Insights on Antibiotic Translocation through Bacterial Porin from Molecular Dynamics Simulations .
Amit Kumar , Eric Hajjar, Enrico Spiga , Francesca Collu, Paolo Ruggerone & Matteo Ceccarelli
Department of Physics , University of Cagliari . Italy .
Bacterial resistance continues to grow and poses threats to the society today. To reach the bacteria the antibiotics diffuse through general diffusion porins such as OmpF present in large abundance in the outer membrane of the bacteria. When exposed to an antibiotic bacteria become resistance either by introducing mutations such that the antibiotic can no longer diffuse through the porins . The diffusion of antibiotics through the Outer membrane protein (OmpF) is process controlled mainly by the interactions at molecular scale. Molecular Dynamic (MD) Simulations not only provide a microscopic description of the diffusion process but also allow quantification of process in terms of free energy . We use several computational methods to investigate how different Beta lactam antibiotics diffuse through OmpF which is a partially cationic selective channel.

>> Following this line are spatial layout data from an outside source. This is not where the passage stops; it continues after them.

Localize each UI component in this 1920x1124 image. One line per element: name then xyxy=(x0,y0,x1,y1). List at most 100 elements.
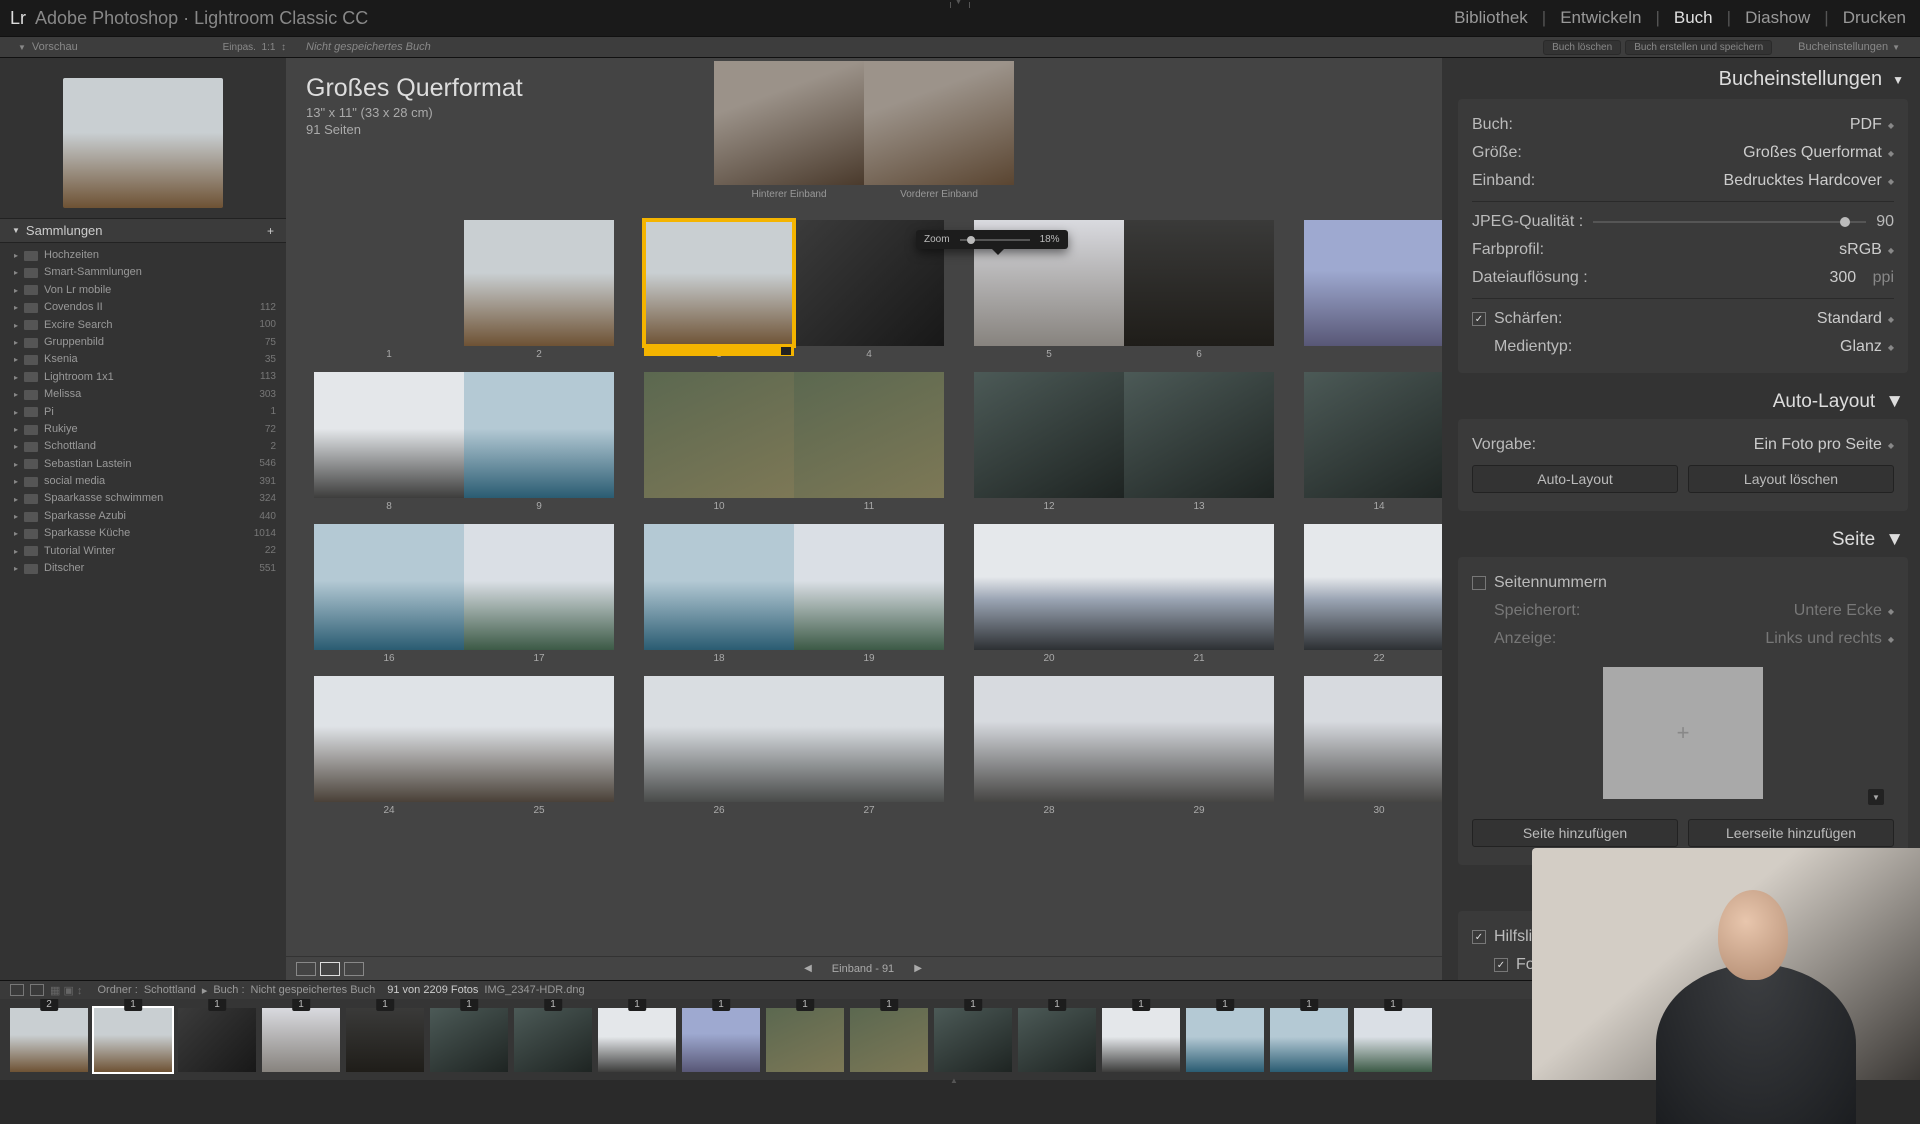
page-spread[interactable]: 12 xyxy=(314,220,614,346)
page-spread[interactable]: 2627 xyxy=(644,676,944,802)
page-spread[interactable]: 1819 xyxy=(644,524,944,650)
book-settings-toggle[interactable]: Bucheinstellungen▼ xyxy=(1798,41,1920,53)
filmstrip-thumb[interactable]: 1 xyxy=(934,1008,1012,1072)
page-spread[interactable]: 2829 xyxy=(974,676,1274,802)
page-spread[interactable]: 22 xyxy=(1304,524,1442,650)
primary-display-icon[interactable] xyxy=(10,984,24,996)
book-setting-row[interactable]: Einband:Bedrucktes Hardcover◆ xyxy=(1472,167,1894,195)
template-picker-icon[interactable]: ▼ xyxy=(1868,789,1884,805)
page-spread[interactable] xyxy=(1304,220,1442,346)
add-collection-icon[interactable]: + xyxy=(267,224,274,238)
filmstrip-thumb[interactable]: 1 xyxy=(94,1008,172,1072)
zoom-slider[interactable] xyxy=(960,239,1030,241)
front-cover-page[interactable] xyxy=(864,61,1014,185)
book-setting-row[interactable]: Buch:PDF◆ xyxy=(1472,111,1894,139)
book-setting-row[interactable]: Größe:Großes Querformat◆ xyxy=(1472,139,1894,167)
collection-item[interactable]: ▸Sebastian Lastein546 xyxy=(14,456,286,473)
module-slideshow[interactable]: Diashow xyxy=(1741,8,1814,28)
module-develop[interactable]: Entwickeln xyxy=(1556,8,1645,28)
filmstrip-thumb[interactable]: 1 xyxy=(514,1008,592,1072)
page-spread[interactable]: 89 xyxy=(314,372,614,498)
collection-item[interactable]: ▸Excire Search100 xyxy=(14,317,286,334)
page-template-well[interactable]: + ▼ xyxy=(1472,653,1894,813)
page-spread[interactable]: 14 xyxy=(1304,372,1442,498)
filmstrip-thumb[interactable]: 1 xyxy=(1354,1008,1432,1072)
page-spread[interactable]: 30 xyxy=(1304,676,1442,802)
page-spread[interactable]: 34 xyxy=(644,220,944,346)
secondary-display-icon[interactable] xyxy=(30,984,44,996)
filmstrip-thumb[interactable]: 1 xyxy=(1018,1008,1096,1072)
filmstrip-thumb[interactable]: 1 xyxy=(850,1008,928,1072)
view-multi-icon[interactable] xyxy=(296,962,316,976)
clear-book-button[interactable]: Buch löschen xyxy=(1543,40,1621,55)
back-cover-page[interactable] xyxy=(714,61,864,185)
collection-item[interactable]: ▸social media391 xyxy=(14,473,286,490)
page-spread[interactable]: 1617 xyxy=(314,524,614,650)
collection-item[interactable]: ▸Melissa303 xyxy=(14,386,286,403)
collection-item[interactable]: ▸Covendos II112 xyxy=(14,299,286,316)
page-panel-header[interactable]: Seite▼ xyxy=(1458,519,1908,557)
collection-item[interactable]: ▸Tutorial Winter22 xyxy=(14,543,286,560)
collection-item[interactable]: ▸Smart-Sammlungen xyxy=(14,264,286,281)
view-spread-icon[interactable] xyxy=(320,962,340,976)
collection-item[interactable]: ▸Ditscher551 xyxy=(14,560,286,577)
collection-item[interactable]: ▸Gruppenbild75 xyxy=(14,334,286,351)
collection-item[interactable]: ▸Lightroom 1x1113 xyxy=(14,369,286,386)
autolayout-preset-row[interactable]: Vorgabe: Ein Foto pro Seite◆ xyxy=(1472,431,1894,459)
filmstrip-thumb[interactable]: 1 xyxy=(766,1008,844,1072)
filmstrip-thumb[interactable]: 2 xyxy=(10,1008,88,1072)
collection-item[interactable]: ▸Sparkasse Küche1014 xyxy=(14,525,286,542)
autolayout-button[interactable]: Auto-Layout xyxy=(1472,465,1678,493)
module-print[interactable]: Drucken xyxy=(1839,8,1910,28)
filmstrip-thumb[interactable]: 1 xyxy=(1102,1008,1180,1072)
page-spread[interactable]: 1213 xyxy=(974,372,1274,498)
view-single-icon[interactable] xyxy=(344,962,364,976)
add-blank-button[interactable]: Leerseite hinzufügen xyxy=(1688,819,1894,847)
filmstrip-book[interactable]: Nicht gespeichertes Buch xyxy=(251,984,376,996)
save-book-button[interactable]: Buch erstellen und speichern xyxy=(1625,40,1772,55)
filmstrip-thumb[interactable]: 1 xyxy=(682,1008,760,1072)
collection-item[interactable]: ▸Sparkasse Azubi440 xyxy=(14,508,286,525)
page-spread[interactable]: 1011 xyxy=(644,372,944,498)
zoom-fit-fill[interactable]: Einpas. 1:1 ↕ xyxy=(223,42,286,53)
guides-checkbox[interactable] xyxy=(1472,930,1486,944)
book-settings-header[interactable]: Bucheinstellungen▼ xyxy=(1458,58,1908,99)
collection-item[interactable]: ▸Pi1 xyxy=(14,404,286,421)
collection-item[interactable]: ▸Spaarkasse schwimmen324 xyxy=(14,490,286,507)
filmstrip-thumb[interactable]: 1 xyxy=(598,1008,676,1072)
page-spread[interactable]: 2021 xyxy=(974,524,1274,650)
sharpen-checkbox[interactable] xyxy=(1472,312,1486,326)
photo-cells-checkbox[interactable] xyxy=(1494,958,1508,972)
collection-item[interactable]: ▸Hochzeiten xyxy=(14,247,286,264)
collection-item[interactable]: ▸Von Lr mobile xyxy=(14,282,286,299)
filmstrip-thumb[interactable]: 1 xyxy=(346,1008,424,1072)
collection-item[interactable]: ▸Ksenia35 xyxy=(14,351,286,368)
filmstrip-thumb[interactable]: 1 xyxy=(262,1008,340,1072)
filmstrip-thumb[interactable]: 1 xyxy=(178,1008,256,1072)
collection-item[interactable]: ▸Rukiye72 xyxy=(14,421,286,438)
next-page-icon[interactable]: ▶ xyxy=(914,963,922,974)
file-resolution-row[interactable]: Dateiauflösung : 300 ppi xyxy=(1472,264,1894,292)
module-library[interactable]: Bibliothek xyxy=(1450,8,1532,28)
clear-layout-button[interactable]: Layout löschen xyxy=(1688,465,1894,493)
left-panel-header[interactable]: Vorschau Einpas. 1:1 ↕ xyxy=(0,41,286,53)
add-page-button[interactable]: Seite hinzufügen xyxy=(1472,819,1678,847)
module-book[interactable]: Buch xyxy=(1670,8,1717,28)
filmstrip-folder[interactable]: Schottland xyxy=(144,984,196,996)
zoom-popover[interactable]: Zoom 18% xyxy=(916,230,1068,249)
panel-toggle-bottom[interactable] xyxy=(950,1070,970,1080)
filmstrip-thumb[interactable]: 1 xyxy=(1270,1008,1348,1072)
filmstrip-thumb[interactable]: 1 xyxy=(430,1008,508,1072)
autolayout-header[interactable]: Auto-Layout▼ xyxy=(1458,381,1908,419)
filmstrip-thumb[interactable]: 1 xyxy=(1186,1008,1264,1072)
page-numbers-checkbox[interactable] xyxy=(1472,576,1486,590)
collections-header[interactable]: Sammlungen + xyxy=(0,218,286,243)
page-spread[interactable]: 2425 xyxy=(314,676,614,802)
media-type-row[interactable]: Medientyp: Glanz◆ xyxy=(1472,333,1894,361)
collection-item[interactable]: ▸Schottland2 xyxy=(14,438,286,455)
prev-page-icon[interactable]: ◀ xyxy=(804,963,812,974)
jpeg-quality-slider[interactable] xyxy=(1593,221,1866,223)
panel-toggle-top[interactable] xyxy=(950,2,970,8)
color-profile-row[interactable]: Farbprofil: sRGB◆ xyxy=(1472,236,1894,264)
page-numbers-row[interactable]: Seitennummern xyxy=(1472,569,1894,597)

Electro-physiological experiments (BLM) done by our partners in Bremen relate the interruption in ionic current with blockage of antibiotic in channel and further relate blockage to translocation according to free energy model : 2 Blockage 1 translocation .
The question we raise is does no blockage imply no translocation . Our simulation results suggest that no blockage does not necessarily imply no translocation .

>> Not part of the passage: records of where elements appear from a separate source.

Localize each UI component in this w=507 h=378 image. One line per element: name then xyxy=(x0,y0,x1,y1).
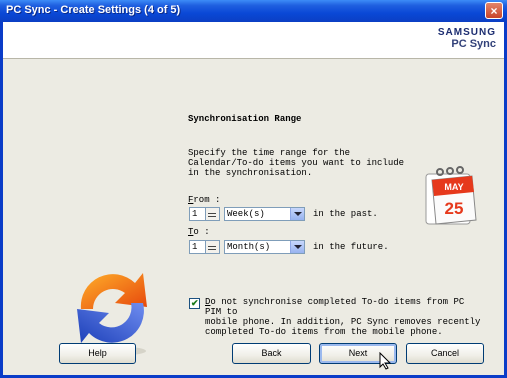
to-label: To : xyxy=(188,227,210,237)
calendar-month: MAY xyxy=(444,182,463,192)
from-number-value[interactable]: 1 xyxy=(192,209,197,219)
dropdown-arrow-icon[interactable] xyxy=(290,241,304,253)
brand-samsung: SAMSUNG xyxy=(437,27,496,38)
window-title: PC Sync - Create Settings (4 of 5) xyxy=(6,4,181,16)
header-banner: SAMSUNG PC Sync xyxy=(3,22,504,59)
to-number-value[interactable]: 1 xyxy=(192,242,197,252)
close-button[interactable]: × xyxy=(485,2,503,19)
spin-icon[interactable] xyxy=(205,241,219,253)
to-number-spinner[interactable]: 1 xyxy=(189,240,220,254)
dialog-window: PC Sync - Create Settings (4 of 5) × SAM… xyxy=(0,0,507,378)
brand-pcsync: PC Sync xyxy=(451,38,496,50)
from-label: From : xyxy=(188,195,221,205)
cancel-button[interactable]: Cancel xyxy=(406,343,484,364)
spin-icon[interactable] xyxy=(205,208,219,220)
dialog-body: SAMSUNG PC Sync Synchronisation Range Sp… xyxy=(3,22,504,375)
from-suffix: in the past. xyxy=(313,209,378,219)
title-bar[interactable]: PC Sync - Create Settings (4 of 5) × xyxy=(0,0,507,22)
from-unit-select[interactable]: Week(s) xyxy=(224,207,305,221)
to-unit-select[interactable]: Month(s) xyxy=(224,240,305,254)
mouse-cursor-icon xyxy=(379,352,392,370)
back-button[interactable]: Back xyxy=(232,343,311,364)
calendar-icon: MAY 25 xyxy=(425,166,477,225)
from-number-spinner[interactable]: 1 xyxy=(189,207,220,221)
brand-logo: SAMSUNG PC Sync xyxy=(438,27,496,50)
check-mark-icon: ✔ xyxy=(191,298,199,308)
close-icon: × xyxy=(490,4,498,18)
help-button[interactable]: Help xyxy=(59,343,136,364)
skip-completed-todo-checkbox[interactable]: ✔ xyxy=(189,298,200,309)
skip-completed-todo-label[interactable]: Do not synchronise completed To-do items… xyxy=(205,297,485,337)
section-heading: Synchronisation Range xyxy=(188,114,302,124)
calendar-day: 25 xyxy=(445,199,464,218)
from-unit-value: Week(s) xyxy=(227,209,265,219)
dropdown-arrow-icon[interactable] xyxy=(290,208,304,220)
to-unit-value: Month(s) xyxy=(227,242,271,252)
to-suffix: in the future. xyxy=(313,242,389,252)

In depth analysis for carbenicillin (charged -2 ) with wild type (WT) and double mutant D113N_E117Q (DM) will discussed , highlighting the mechanisms as to why carbenicillin does not translocate with WT but does so with DM . The Liposome swelling assays experiments done by our partners in Bremen compliment well with our simulation results for mutant R132A and D113N . Experimental results for carbeniciilin in DM is not yet available. We investigated the antibiotics of Floroquinolones family Moxifloxacin (charge 0) and Enrofloxacin (charge 0 ) characterized by their hydrophobicity. Finally we show translocation results for new antibiotics of cephalosporins family Cefpirome (CFR) ( charge 0 ) , Cefepime (charge 0 ) and initial results for Cefetamet (CFT) (charge -1 ). Summing up, we propose for the antibiotics in study a reaction pathway for the translocation process , with an effort to rationalize with the experimental findings provided by our partners in Bremen, Marseille, Porto and Basilea Pharmaceutica.